I mean things didn't really started to 2000 I suppose and even then I was
bombarded for a year before that by the director of the album and the executive
producer of the album to do the project. Knowing what I knew about Russia,
as much as I loved the music and was fascinated by the songs and the whole
idea of it, I knew it would be a very lengthy and frustrating process.
I thought how am I going to do this: how am going to choose the songs,
the musicians, the translations, how am i going to sing in Russian....just
a million questions. Eventually when I kind of gave into it and was warn
down really it became a really exciting project. I just let myself go into
it and i'm really glad that I did.
Q: As you said there is a totally different culture
in Russia. In that sense it must have been your hardest album to do?
A: It's hard to do because it involved lots of travelling
backwards and forwards from London. The way the business things work in
Russia is you have to meet people, you have to go through a certain amount
of etiquette and business things are done just simply by a shake of the
hand and whether they like you or not. I was lucky enough to get a brilliant
producer for the album, Andrej Samsonov who is based in St Petersburg,
who was the musical arranger and really brought it all together. So while
I was here in England the album was still being worked on in St Petersburg
and Moscow.
Q: Had you always been intrigued by Russian culture
and it's folklore?
A: I think it's a very fascinating place. I think everyone's
quite fascinated by it. You can barely open a magazine without reading
something about Russia. People have always been very fascinated about it
from the days of the Iron Curtain cos no-one ever knew what went on there.
We just kind saw the images and knew the clichés, so to have the
opportunity to go there and learn something about Russian music and about
Russian people and to see things apart from being a tourist. And to get
a chance to live there really wasn't something I really wanted to turn
the chance down. It wasn't how this project turned out that was most important,
it was was the adventure of doing it and the process of doing it which
was the most interesting and fascinating and felt it was something I would
never get the chance to do again...and as Russia is changing so much now
I don't think anyone will be able to make an album like this again.

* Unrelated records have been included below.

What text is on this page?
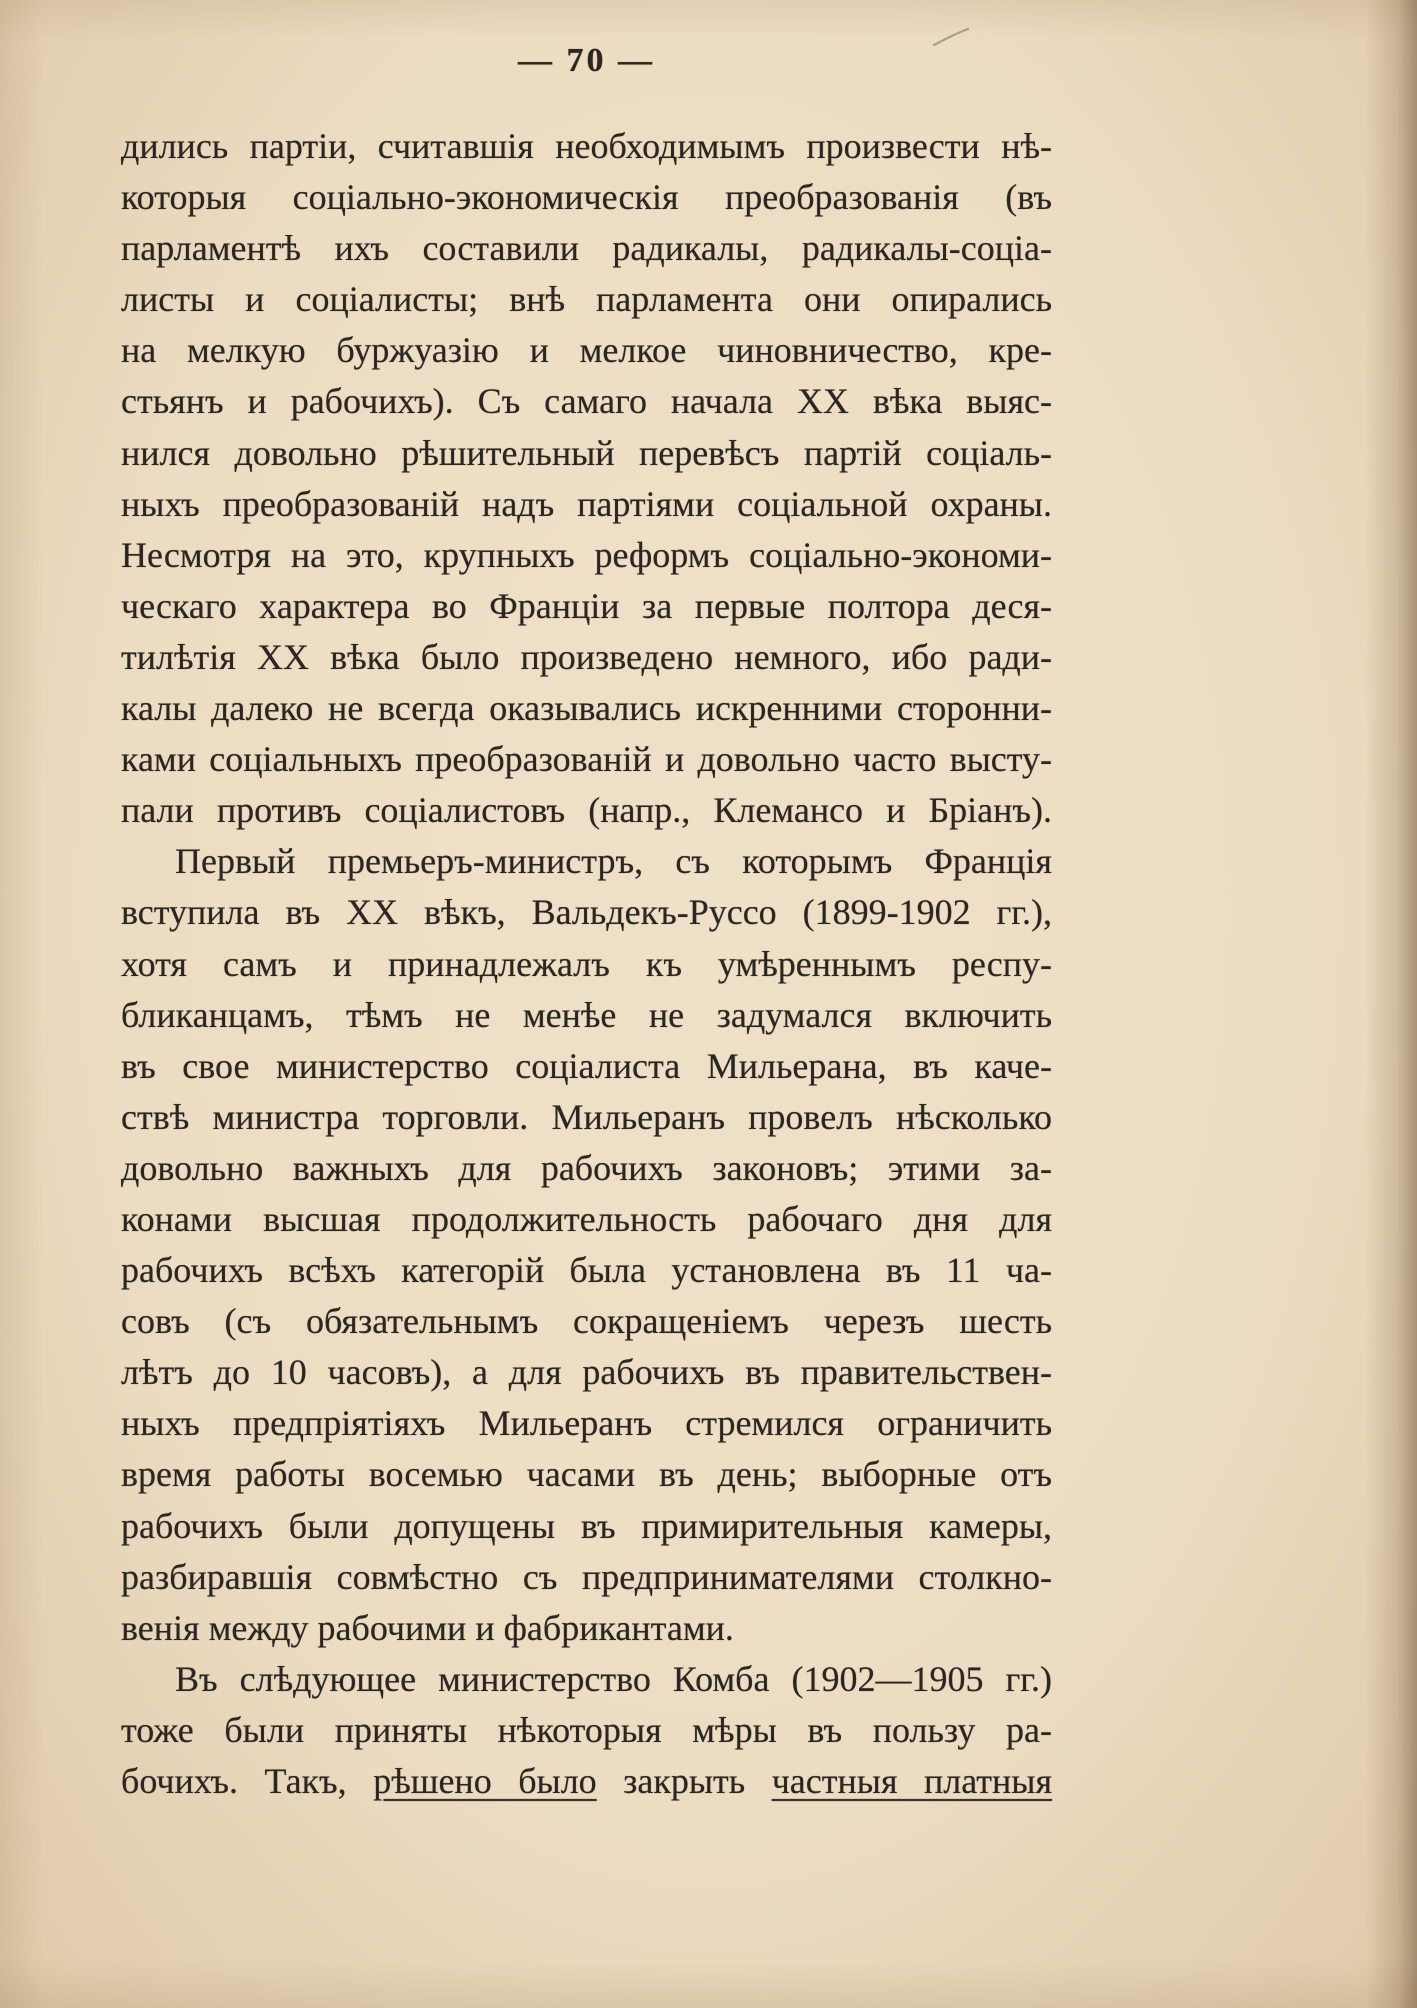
— 70 —
дились партіи, считавшія необходимымъ произвести нѣ-
которыя соціально-экономическія преобразованія (въ
парламентѣ ихъ составили радикалы, радикалы-соціа-
листы и соціалисты; внѣ парламента они опирались
на мелкую буржуазію и мелкое чиновничество, кре-
стьянъ и рабочихъ). Съ самаго начала XX вѣка выяс-
нился довольно рѣшительный перевѣсъ партій соціаль-
ныхъ преобразованій надъ партіями соціальной охраны.
Несмотря на это, крупныхъ реформъ соціально-экономи-
ческаго характера во Франціи за первые полтора деся-
тилѣтія XX вѣка было произведено немного, ибо ради-
калы далеко не всегда оказывались искренними сторонни-
ками соціальныхъ преобразованій и довольно часто высту-
пали противъ соціалистовъ (напр., Клемансо и Бріанъ).
Первый премьеръ-министръ, съ которымъ Франція
вступила въ XX вѣкъ, Вальдекъ-Руссо (1899-1902 гг.),
хотя самъ и принадлежалъ къ умѣреннымъ респу-
бликанцамъ, тѣмъ не менѣе не задумался включить
въ свое министерство соціалиста Мильерана, въ каче-
ствѣ министра торговли. Мильеранъ провелъ нѣсколько
довольно важныхъ для рабочихъ законовъ; этими за-
конами высшая продолжительность рабочаго дня для
рабочихъ всѣхъ категорій была установлена въ 11 ча-
совъ (съ обязательнымъ сокращеніемъ черезъ шесть
лѣтъ до 10 часовъ), а для рабочихъ въ правительствен-
ныхъ предпріятіяхъ Мильеранъ стремился ограничить
время работы восемью часами въ день; выборные отъ
рабочихъ были допущены въ примирительныя камеры,
разбиравшія совмѣстно съ предпринимателями столкно-
венія между рабочими и фабрикантами.
Въ слѣдующее министерство Комба (1902—1905 гг.)
тоже были приняты нѣкоторыя мѣры въ пользу ра-
бочихъ. Такъ, рѣшено было закрыть частныя платныя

Q: You were in the middle of the Soft Cell revival
when you were recording this. How did you feel about giving so much of
your time up for a project like this?
A: The weird thing was that Soft Cell was supposed to
have come and gone before I started the album. It was planned quite a few
years back and suddenly the whole Soft Cell thing burst into fruition right
in the middle a break I was taking from the Russian album. I was kind of
having to put 2 different heads on for a while, which was very strange
but good cos they're both so very different. But I think my heart really
lay in doing the Russian project, I was really eager to get back to it
and finish it. All the time it kept getting bigger and bigger and more
singers got involved, more artists got involved and it became more entangled
and complicated till the point I got an apartment out there and spent more
and more time over there.
Q: Was there a point you simply had to say "No More,
we really can't keep working on more and more songs"?
A: Yes, because the executive producer of the album,
it was his dream album really and it's as much his album as mine, maybe
even more so. Russians have this way of never ever wanting anything to
end, but they want something of permanence, which is why they probably
voted in their masses for President Putin to stay in office. They want
something that is permanent that just goes on forever. The same with this
record. Misha just wanted to keep adding more songs, more artists, become
a double record, a triple box-set album. I just said "Mikhail, this is
your money. If you want to throw it into the river you can do that because
we don't know who will buy this album, we haven't yet got a deal for it".
I just really had to say enough is enough really. As it was it was really
a long and lengthy thing, he was really my guide throughout the whole thing.
He really made the whole record happen.
Q: It's so different from London. How was it actually
living out there?
A: Difficult. And frustrating. I love it cos it's exciting
and creative and unpredictable. You never know what's going to happen.
People always make thinks happen. You can do anything you want. It's probably
the most decadent place i've ever lived in or visited in my whole life.
It's like anything goes, up to a point....it's like you can do what you
want but you can't make a platform out of it. Russians have a new freedom,
but as long as they don't express that freedom on a public platform.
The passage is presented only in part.